У себя в комнате Маша стянула кенгуруху и джинсы, подошла к зеркалу. Красные волосы до плеч, самая обычная фигура: не худая и не толстая, бледная кожа в родинках. За свои шестнадцать лет Маша так и не поняла, красивая она или нет. Признанные красавицы с узкими плечами, кукольными глазами и персиковой кожей всегда смущали Машу: что-то подсказывало ей, что она не их крови. Но запущенные ботанички, которые не красились, одевались как старухи, щеголяли сальными лбами, отталкивали ее. Она подозревала, что находится где-то посередине и уж конечно не может рассчитывать на то, что один ее внешний облик способен заставить кого-то полюбить ее. Для этого требовалось нечто большее. С Ванечкой, веселым низкоросликом, все началось с болтовни на переменах.

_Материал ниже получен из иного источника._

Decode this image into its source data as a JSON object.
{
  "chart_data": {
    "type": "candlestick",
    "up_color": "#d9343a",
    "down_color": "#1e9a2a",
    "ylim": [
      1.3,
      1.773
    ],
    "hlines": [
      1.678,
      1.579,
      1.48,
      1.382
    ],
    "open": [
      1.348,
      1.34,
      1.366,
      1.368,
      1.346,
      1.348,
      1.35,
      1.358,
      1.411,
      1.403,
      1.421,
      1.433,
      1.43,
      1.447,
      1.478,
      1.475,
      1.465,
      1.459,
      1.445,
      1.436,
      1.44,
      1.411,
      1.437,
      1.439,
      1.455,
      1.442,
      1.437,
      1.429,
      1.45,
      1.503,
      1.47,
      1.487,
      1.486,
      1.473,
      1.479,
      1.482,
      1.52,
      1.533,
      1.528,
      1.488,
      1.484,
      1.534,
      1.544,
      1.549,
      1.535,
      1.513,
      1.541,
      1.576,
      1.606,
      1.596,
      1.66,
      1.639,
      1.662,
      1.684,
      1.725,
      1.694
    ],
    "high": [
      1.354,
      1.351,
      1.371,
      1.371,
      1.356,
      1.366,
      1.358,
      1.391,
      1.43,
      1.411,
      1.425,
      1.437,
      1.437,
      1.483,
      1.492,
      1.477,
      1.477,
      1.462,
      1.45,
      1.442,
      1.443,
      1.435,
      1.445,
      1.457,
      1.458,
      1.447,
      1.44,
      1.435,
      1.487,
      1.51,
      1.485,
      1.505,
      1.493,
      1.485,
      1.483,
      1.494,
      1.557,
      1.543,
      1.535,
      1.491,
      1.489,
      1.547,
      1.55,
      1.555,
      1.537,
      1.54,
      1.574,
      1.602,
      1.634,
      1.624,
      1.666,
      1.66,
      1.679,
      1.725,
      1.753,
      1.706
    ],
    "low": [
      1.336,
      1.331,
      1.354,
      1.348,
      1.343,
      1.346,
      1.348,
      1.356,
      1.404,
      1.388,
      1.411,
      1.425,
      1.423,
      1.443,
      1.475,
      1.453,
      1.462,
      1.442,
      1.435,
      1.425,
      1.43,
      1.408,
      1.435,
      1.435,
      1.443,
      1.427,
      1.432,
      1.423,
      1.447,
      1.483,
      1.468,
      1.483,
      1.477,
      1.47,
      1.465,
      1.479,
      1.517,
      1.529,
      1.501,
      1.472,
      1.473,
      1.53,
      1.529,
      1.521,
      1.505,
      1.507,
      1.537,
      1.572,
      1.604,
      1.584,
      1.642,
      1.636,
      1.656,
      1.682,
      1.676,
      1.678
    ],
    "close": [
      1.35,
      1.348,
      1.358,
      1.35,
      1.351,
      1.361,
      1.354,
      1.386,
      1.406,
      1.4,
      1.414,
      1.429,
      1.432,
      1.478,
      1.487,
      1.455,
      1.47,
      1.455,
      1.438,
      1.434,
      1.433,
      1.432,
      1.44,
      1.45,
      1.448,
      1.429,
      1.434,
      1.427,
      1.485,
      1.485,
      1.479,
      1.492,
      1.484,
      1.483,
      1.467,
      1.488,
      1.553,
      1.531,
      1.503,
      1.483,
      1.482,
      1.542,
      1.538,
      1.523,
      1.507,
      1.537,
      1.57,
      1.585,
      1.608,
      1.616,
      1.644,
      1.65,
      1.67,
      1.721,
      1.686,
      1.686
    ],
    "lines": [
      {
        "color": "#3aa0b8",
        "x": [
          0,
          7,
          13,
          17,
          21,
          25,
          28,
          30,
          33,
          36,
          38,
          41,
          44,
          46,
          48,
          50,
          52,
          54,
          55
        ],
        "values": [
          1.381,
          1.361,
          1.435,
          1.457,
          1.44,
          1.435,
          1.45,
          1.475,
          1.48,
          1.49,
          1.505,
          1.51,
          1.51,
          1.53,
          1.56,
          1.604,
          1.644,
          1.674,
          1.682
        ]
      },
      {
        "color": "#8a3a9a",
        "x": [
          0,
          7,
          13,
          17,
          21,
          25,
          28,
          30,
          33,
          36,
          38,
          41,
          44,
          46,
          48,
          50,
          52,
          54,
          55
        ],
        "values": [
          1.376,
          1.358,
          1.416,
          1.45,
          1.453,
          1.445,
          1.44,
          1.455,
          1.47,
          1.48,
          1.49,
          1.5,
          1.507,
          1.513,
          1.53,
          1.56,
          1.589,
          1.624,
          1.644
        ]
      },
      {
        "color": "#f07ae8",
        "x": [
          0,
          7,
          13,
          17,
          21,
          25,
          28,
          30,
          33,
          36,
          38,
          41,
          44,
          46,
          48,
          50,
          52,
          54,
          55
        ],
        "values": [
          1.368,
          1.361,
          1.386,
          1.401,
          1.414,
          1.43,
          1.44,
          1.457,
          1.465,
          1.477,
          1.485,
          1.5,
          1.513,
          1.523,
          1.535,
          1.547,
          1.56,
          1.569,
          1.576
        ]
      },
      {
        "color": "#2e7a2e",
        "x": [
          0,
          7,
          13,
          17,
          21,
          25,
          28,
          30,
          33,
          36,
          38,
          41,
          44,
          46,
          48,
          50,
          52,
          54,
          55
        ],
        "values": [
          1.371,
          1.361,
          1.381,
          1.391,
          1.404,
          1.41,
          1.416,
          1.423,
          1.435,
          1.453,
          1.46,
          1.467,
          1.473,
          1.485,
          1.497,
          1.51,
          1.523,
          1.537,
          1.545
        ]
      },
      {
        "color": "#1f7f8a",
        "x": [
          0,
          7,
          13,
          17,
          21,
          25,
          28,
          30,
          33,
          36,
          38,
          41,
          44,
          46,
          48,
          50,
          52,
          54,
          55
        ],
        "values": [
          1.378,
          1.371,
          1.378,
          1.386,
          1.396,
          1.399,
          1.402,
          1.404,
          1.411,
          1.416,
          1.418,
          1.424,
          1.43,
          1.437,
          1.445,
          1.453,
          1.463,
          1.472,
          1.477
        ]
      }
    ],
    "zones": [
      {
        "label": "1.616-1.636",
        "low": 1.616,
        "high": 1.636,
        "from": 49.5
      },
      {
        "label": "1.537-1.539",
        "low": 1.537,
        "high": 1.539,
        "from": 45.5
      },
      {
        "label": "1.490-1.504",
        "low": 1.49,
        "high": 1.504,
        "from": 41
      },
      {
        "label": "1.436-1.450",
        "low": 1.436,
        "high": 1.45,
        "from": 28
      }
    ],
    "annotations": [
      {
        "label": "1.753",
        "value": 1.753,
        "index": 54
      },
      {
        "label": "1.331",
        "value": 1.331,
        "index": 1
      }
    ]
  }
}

Жюль Ренар, «Голова профессора Доуэля», почему бы не покончить с собой, и если да, то какой способ вернее, курение, музыка, Бог. Ванечка уступал место, а на Восьмое марта дарил блокнотики с пахучими страничками. А потом они с одноклассниками все вместе пробовали токсичные баночные коктейли, и во время распития джин-тоника на Дворцовой площади, когда они лежали на своих куртках на гранитных ступенях Александрийского столпа и тот факт, что он ниже Маши на целую голову, временно устранился положением их тел в пространстве, он зачем-то повернулся к ней и сквозь смех, как бы между делом поцеловал. Они жадно и пьяно целовались, накрывшись чьим-то шарфом.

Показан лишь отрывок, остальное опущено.